CRC’s architecture program did not end up winning the overall competition; however, they did win other sub-awards that were granted, such as the best sleeping arrangement and an award of excellence.

Brenda Delgado, a 25-year-old architecture major from CRC who has now transferred to UC Berkeley, was under the supervision of alumni architecture professor John Ellis while designing the tiny house for the event.

“The great thing about the tiny houses is that while you get to help the environment, you also get to help an individual or a small family not spend so much money on a home,” Delgado said. “Especially now, homes are so expensive and we’re giving somebody the opportunity to own a home and save money.”

Not only was the architecture program involved in the creation of the tiny house, but collaboration with CRC construction students is what made the building of the tiny house possible, Delgado explained.

“In real life, it’s not just the architecture department or the construction department that does it all, they match each other. So, that’s what we’re trying to do with this tiny house. We’re trying to get the departments to start working together to learn what each side has to do,” Delgado said.

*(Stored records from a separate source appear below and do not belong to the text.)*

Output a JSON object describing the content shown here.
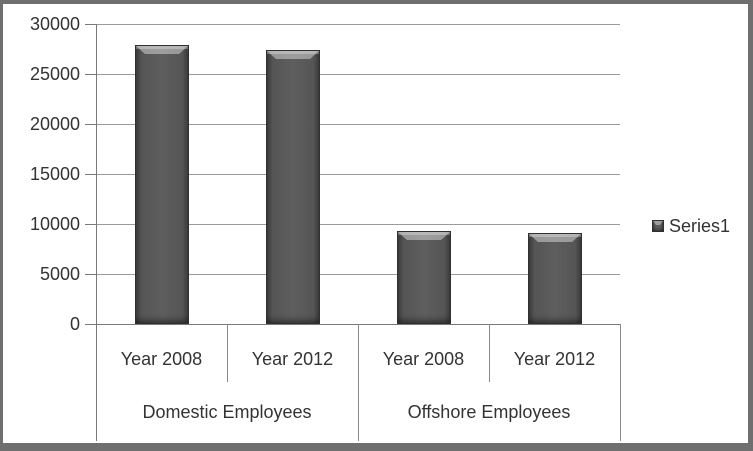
{
  "window": {
    "background": "#ffffff",
    "frame_color": "#6f6f6f"
  },
  "legend": {
    "label": "Series1",
    "position": "right"
  },
  "chart_data": {
    "type": "bar",
    "title": "",
    "xlabel": "",
    "ylabel": "",
    "series": [
      {
        "name": "Series1",
        "values": [
          27900,
          27400,
          9300,
          9100
        ]
      }
    ],
    "categories": [
      "Year 2008",
      "Year 2012",
      "Year 2008",
      "Year 2012"
    ],
    "category_groups": [
      {
        "label": "Domestic Employees",
        "items": [
          "Year 2008",
          "Year 2012"
        ]
      },
      {
        "label": "Offshore Employees",
        "items": [
          "Year 2008",
          "Year 2012"
        ]
      }
    ],
    "y_axis": {
      "min": 0,
      "max": 30000,
      "step": 5000,
      "tick_labels": [
        "0",
        "5000",
        "10000",
        "15000",
        "20000",
        "25000",
        "30000"
      ]
    },
    "grid": true,
    "legend_position": "right",
    "colors": {
      "bar_body": "#555555",
      "bar_highlight": "#a8a8a8",
      "bar_outline": "#303030",
      "gridline": "#9a9a9a",
      "axis": "#787878",
      "text": "#333333"
    }
  }
}
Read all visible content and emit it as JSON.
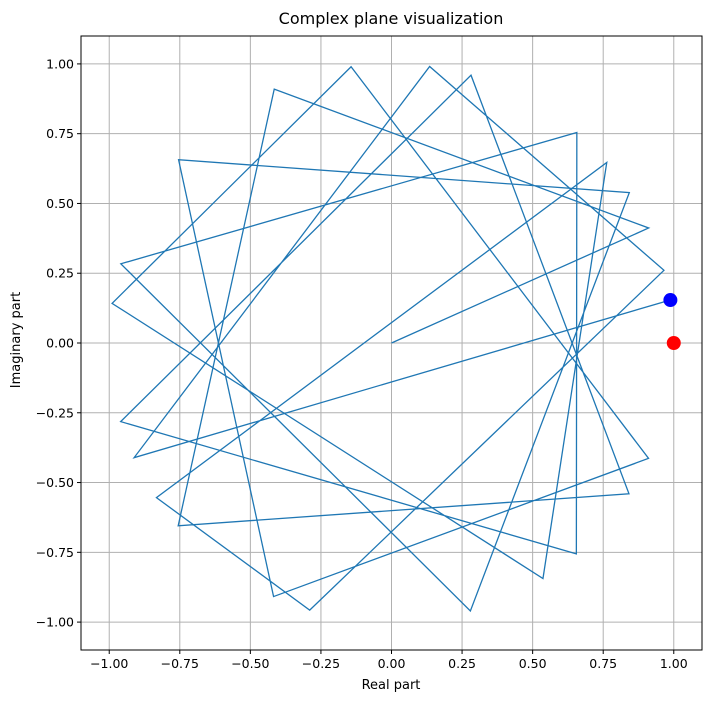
{
  "chart_data": {
    "type": "line",
    "title": "Complex plane visualization",
    "xlabel": "Real part",
    "ylabel": "Imaginary part",
    "xlim": [
      -1.1,
      1.1
    ],
    "ylim": [
      -1.1,
      1.1
    ],
    "grid": true,
    "x_ticks": [
      -1.0,
      -0.75,
      -0.5,
      -0.25,
      0.0,
      0.25,
      0.5,
      0.75,
      1.0
    ],
    "y_ticks": [
      -1.0,
      -0.75,
      -0.5,
      -0.25,
      0.0,
      0.25,
      0.5,
      0.75,
      1.0
    ],
    "x_tick_labels": [
      "−1.00",
      "−0.75",
      "−0.50",
      "−0.25",
      "0.00",
      "0.25",
      "0.50",
      "0.75",
      "1.00"
    ],
    "y_tick_labels": [
      "−1.00",
      "−0.75",
      "−0.50",
      "−0.25",
      "0.00",
      "0.25",
      "0.50",
      "0.75",
      "1.00"
    ],
    "series": [
      {
        "color": "#1f77b4",
        "x": [
          0.0,
          0.9111,
          -0.4154,
          -0.7557,
          0.8413,
          0.2817,
          -0.9595,
          0.6549,
          0.6566,
          -0.9589,
          0.2794,
          0.8425,
          -0.7543,
          -0.4178,
          0.9106,
          -0.1432,
          -0.9899,
          0.5366,
          0.7626,
          -0.8327,
          -0.2898,
          0.9652,
          0.1351,
          -0.9118,
          0.988
        ],
        "y": [
          0.0,
          0.4121,
          0.9096,
          -0.6549,
          -0.5403,
          0.9595,
          -0.2817,
          -0.7557,
          0.7543,
          0.2838,
          -0.9602,
          0.5388,
          0.6566,
          -0.9085,
          -0.4134,
          0.9897,
          0.142,
          -0.8439,
          0.6469,
          -0.554,
          -0.9571,
          0.2604,
          0.9908,
          -0.4108,
          0.1543
        ],
        "points_note": ""
      }
    ],
    "markers": [
      {
        "x": 1.0,
        "y": 0.0,
        "color": "#ff0000"
      },
      {
        "x": 0.988,
        "y": 0.154,
        "color": "#0000ff"
      }
    ]
  }
}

The University of Santa Clara won the overall best tiny house of all ten colleges and universities competing at the event. Martin Prado, a 22-year-old electrical engineering student from the University of Santa Clara, explained why their tiny house came out on top.

“We’re donating our tiny house to a client who is in a wheelchair with a service dog, so we tailored the house to her specific needs, such as scratch-resistant floor and walls and a kick-out doggie bowl for food and water,” Prado said.

“So having that story not only gave us a vision, but it gave us an advantage. We wanted to make it the best that we could for her.”

Prado said the materials needed to make their tiny house came out to $85,000, a surplus to what the other tiny houses cost. Most of the money was donated by the university on the terms that the architecture students pay back what they borrowed through fundraising. Donations were also made from parents and people from the community.

This being the first tiny house event ever in the state of California, Sloan said, CRC was more than willing to accept the notion to host the event on its campus. Sloan explained why he specifically chose CRC to host the event.

“It’s a beautiful campus. It has big, open parking lots, and to be perfectly frank with you, Ryan Connolly, a professor here, was very passionate about doing it. Your administration from day one was sold on the idea and asked how they can help,” Sloan said. “We were very, very happy about the response we got from CRC. In fact, I think we can double the size of this event and still have it here on this campus. We look forward to considering that.”

Sloan said he could see the event becoming much bigger in the future.

“I think you’re going to see this tiny house event take off because more and more colleges are going to be able to compete. It allowed more people to get the same learning opportunities for a lot less money. So, way to go, Cosumnes.”